実感!川の生物多様性 やけうちっ子環境講座 宇検村
2023年07月29日
子ども・教育
宇検村やけうちっ子環境学習世界自然遺産博士講座(宇検村教育委員会主催)の第2回「実感! 宇検の川の生物多様性」が28日、同村湯湾の生涯学習センター「元気の出る館」などであった。村内の小中学生43人が参加。座学やグループワークを通し、奄美大島だけに生息する絶滅危惧種リュウキュウアユをはじめ、島の豊かな水生生物について学んだ。
同講座は、奄美・沖縄が世界自然遺産に登録された21年度に始まり、今年で3年目。地域の自然や文化、歴史を学び、持続可能な社会の担い手の育成が目的。第2回は、県環境技術協会環境調査部環境生物課の米沢俊彦さん(53)、鹿児島大学水産学部准教授の久米元さん(49)が講師を務めた。
米沢さんは「リュウキュウアユと奄美の川の生きもの」と題して講話。リュウキュウアユと一般的なアユとの見分け方や海と川を往来する行動原理、1年で生涯を終える生態などについて解説した。

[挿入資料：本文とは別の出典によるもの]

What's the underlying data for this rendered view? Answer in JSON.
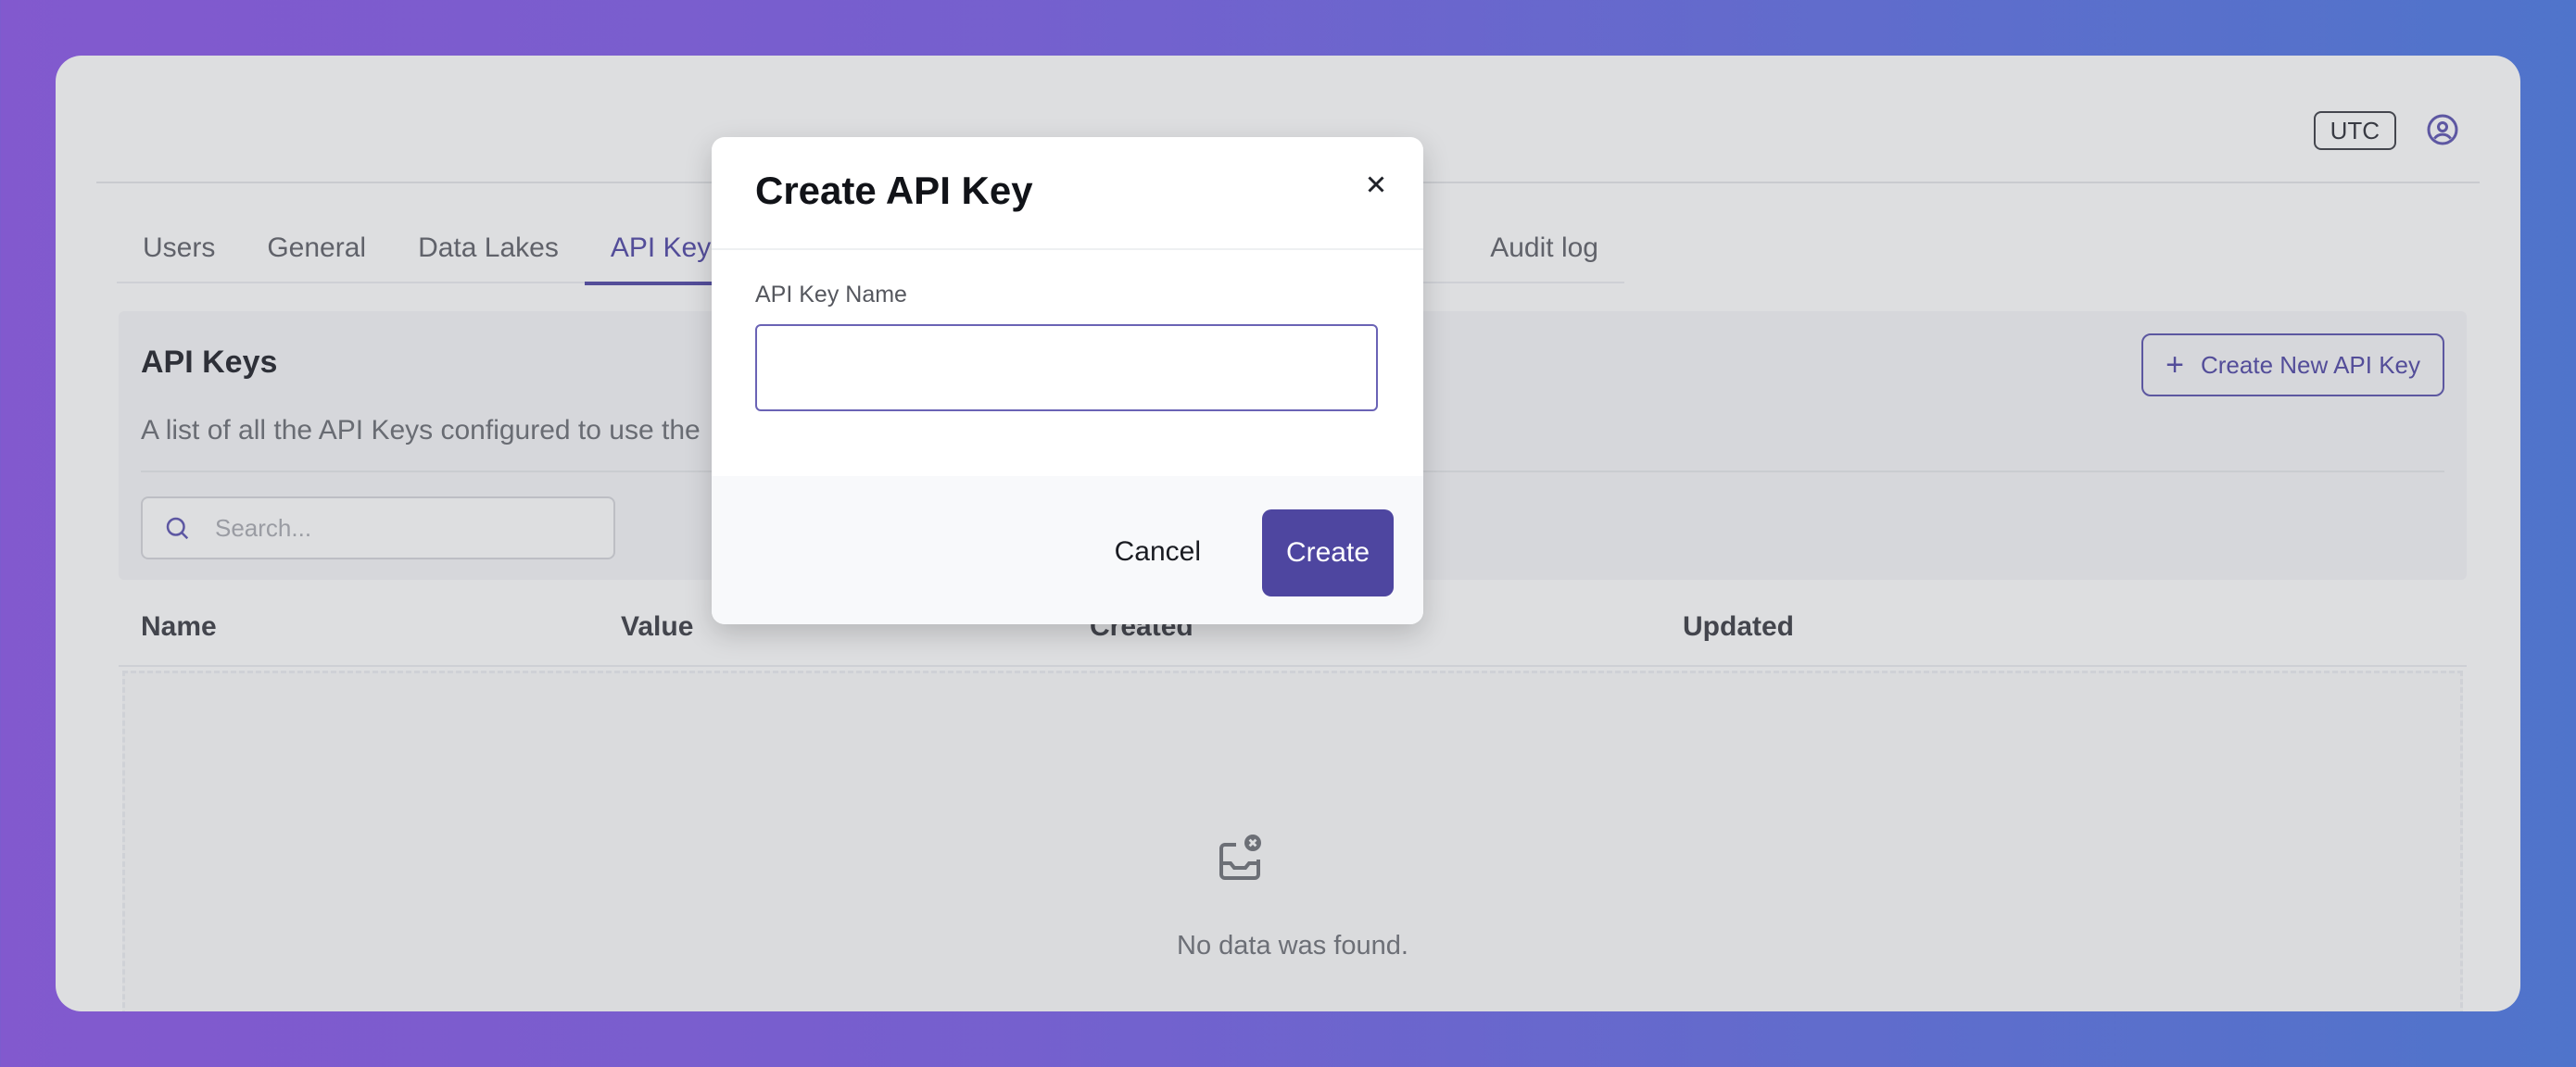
{
  "colors": {
    "accent": "#4f46a5",
    "primary_button": "#4e46a0",
    "background_gradient_start": "#8b55e8",
    "background_gradient_end": "#4a78e4"
  },
  "header": {
    "timezone_label": "UTC",
    "user_icon": "user-circle-icon"
  },
  "tabs": [
    {
      "label": "Users",
      "active": false
    },
    {
      "label": "General",
      "active": false
    },
    {
      "label": "Data Lakes",
      "active": false
    },
    {
      "label": "API Keys",
      "active": true
    },
    {
      "label": "Audit log",
      "active": false
    }
  ],
  "panel": {
    "title": "API Keys",
    "description": "A list of all the API Keys configured to use the",
    "create_button_label": "Create New API Key",
    "create_button_icon": "plus-icon",
    "search_placeholder": "Search..."
  },
  "table": {
    "columns": [
      "Name",
      "Value",
      "Created",
      "Updated"
    ],
    "rows": [],
    "empty_icon": "inbox-x-icon",
    "empty_text": "No data was found."
  },
  "modal": {
    "title": "Create API Key",
    "field_label": "API Key Name",
    "field_value": "",
    "cancel_label": "Cancel",
    "create_label": "Create"
  }
}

奄美大島での▽分布域▽個体数の推移▽減少要因―にも言及。1970年代、沖縄本島でリュウキュウアユが絶滅したことにも触れ、「奄美大島だけに生息する希少で美しい生き物。島の『宝』として大切に守ってほしい」呼び掛けた。
グループワークでは久米さんが進行役となり、鹿大水産学部4年の西原改さん(22)と井上賢太郎さん(22)、同大院生の松本悠さん(23)が、それぞれの研究テーマである「ニホンウナギ」「リュウキュウアユ」「アカオビハナダイ」について紹介した。
田検小学校に通う松元駿成くん(6)は「アカオビハナダイの頭にある耳石(じせき)の年輪で何歳か分かるのが面白かった。普段は海や川にあまり行かないけれど、水の生き物に興味が湧いた」と笑顔で話した。
村内の河内川で予定していたリュウキュウアユなどの観察会は、前日までの雨の影響で中止した。講座終了後、阿室小中学校の岩切敏彦教諭が案内人を務め、会場周辺でフィールドワークを実施。参加者らは、トンボやアメンボといった、身近な水生昆虫などを観察した。